It was Paradise. Not the walled garden of angels and houris. It was the Shangri-La dreamed by the Brits and the Yanks. It was the Garden of Eden. It was the place of peace where the lion lies down with the lamb. The woman beautiful as a Madonna never looked up but cradled the bear cub as it fed from a bottle, its paws wrapped in total trust around her arm. Her lips moved. Surely a lullaby. Another cub nursed at the teat of a complacent nanny goat and two others wrestled in play and then stood on hindlegs together, dancing like the dogs he’d seen in a traveling exhibit of pre-Columbian art.
The afternoon drizzle began. Oğuz found himself in the supply tent. Hoisted up on ropes where the bears couldn’t reach there were sacks of powdered milk labeled Deseret Dairy, USAID, Australia Gold Cow. It had to be refugee relief, and the box of Micronutrient-Fortified Biscuit. A woman was adding some honey to a bottle and shaking the mixture. She smiled and handed it to him.
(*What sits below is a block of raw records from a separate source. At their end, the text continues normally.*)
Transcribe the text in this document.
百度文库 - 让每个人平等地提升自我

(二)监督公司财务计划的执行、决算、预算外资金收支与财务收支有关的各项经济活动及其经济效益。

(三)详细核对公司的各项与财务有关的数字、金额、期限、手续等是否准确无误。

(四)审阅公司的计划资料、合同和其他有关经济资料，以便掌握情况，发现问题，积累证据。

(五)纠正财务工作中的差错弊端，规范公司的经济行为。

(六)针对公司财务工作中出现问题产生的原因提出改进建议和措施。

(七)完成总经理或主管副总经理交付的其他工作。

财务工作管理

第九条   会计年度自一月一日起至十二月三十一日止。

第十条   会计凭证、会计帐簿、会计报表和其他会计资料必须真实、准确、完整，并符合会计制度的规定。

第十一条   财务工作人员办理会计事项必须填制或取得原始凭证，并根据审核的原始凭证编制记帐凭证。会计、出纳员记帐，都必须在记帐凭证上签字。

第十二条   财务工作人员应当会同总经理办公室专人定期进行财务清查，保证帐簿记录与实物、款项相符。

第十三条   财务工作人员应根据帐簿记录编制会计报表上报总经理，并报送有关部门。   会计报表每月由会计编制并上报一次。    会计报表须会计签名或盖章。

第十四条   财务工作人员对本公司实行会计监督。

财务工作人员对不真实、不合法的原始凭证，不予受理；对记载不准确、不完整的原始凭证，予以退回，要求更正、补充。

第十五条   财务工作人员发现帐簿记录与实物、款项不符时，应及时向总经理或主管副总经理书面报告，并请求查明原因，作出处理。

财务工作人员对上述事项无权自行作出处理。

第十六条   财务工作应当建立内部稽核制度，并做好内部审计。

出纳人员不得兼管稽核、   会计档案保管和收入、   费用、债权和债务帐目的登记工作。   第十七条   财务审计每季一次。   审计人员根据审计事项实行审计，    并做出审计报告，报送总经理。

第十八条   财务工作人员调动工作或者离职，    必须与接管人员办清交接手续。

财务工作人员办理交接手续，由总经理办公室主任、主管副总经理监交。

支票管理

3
She wrapped his arm in a discarded sack and then he was sitting on an unrolled carpet mat, a bear cub wriggling and looking up at him and then settling down to feed.
He had left behind the world of Peshawar’s inhabitants, the Pashtuns and Hindkowans, the Tajiks and Hazaras, Uzbeks, Persians, Punjabis, Chitralis, the Gypsies who made him feel guilty about how ignorant he was of the Roma back home. They spoke Pashto and Dari and Hindko, Urdu, Hazaragi and Baluchi and Khowar and Saraiki. There were Sunnis and Twelver Shi’as and Ismailis and Alevis. And what of it? Why couldn’t Kurds speak Kurdish? Why could Turkey only be Turkey if everyone agreed to speak nothing but Turkish? He cuddled the bear and could feel its heart beating against him. The exhilaration of language gave way to wordless wonder. The little animal made sounds that had to be contentment. Without knowing how to express it, he’d known this truth: nothing is exotic in the essential continuum of life.
We are all part of it, he thought, me and Emine and the children we will have.
His intentions had been pure, maybe tainted just a bit with fraternal rivalry. But now he found his act of charity, zakat, had turned into adventure. And adventure was sheer pleasure. And soon he would return home and he and Emine would have children and they’d go back to being responsible and careful and the only adventures on the horizon would belong to their children, and his stories about travels in India and Pakistan would encourage them to be daring and open to experience. This was how he could justify his self-indulgence, not as charity but his attempt to be a role model for sons and daughters as yet unborn. Emine, he thought, I’m coming home. He would have a baby boy or girl in his arms soon, a tiny human being, and someday he would tell the child how he had held a bear cub and spoken to it Benim bebeğim, küçükayı, Benim küçük bebeğim. Sweet thing, he said, I’m going to take you to Baba. The cub looked upon him not as an alien being but as a loving parent. Tranquilized, drugged, the baby would sleep and Oğuz had to believe a little money would cause the eyes at border inspection to close just enough to let them pass. The bear cub trusted him because the power of love crosses all boundaries and we must live from this day on, he thought, as though boundaries don’t exist, as though there are none.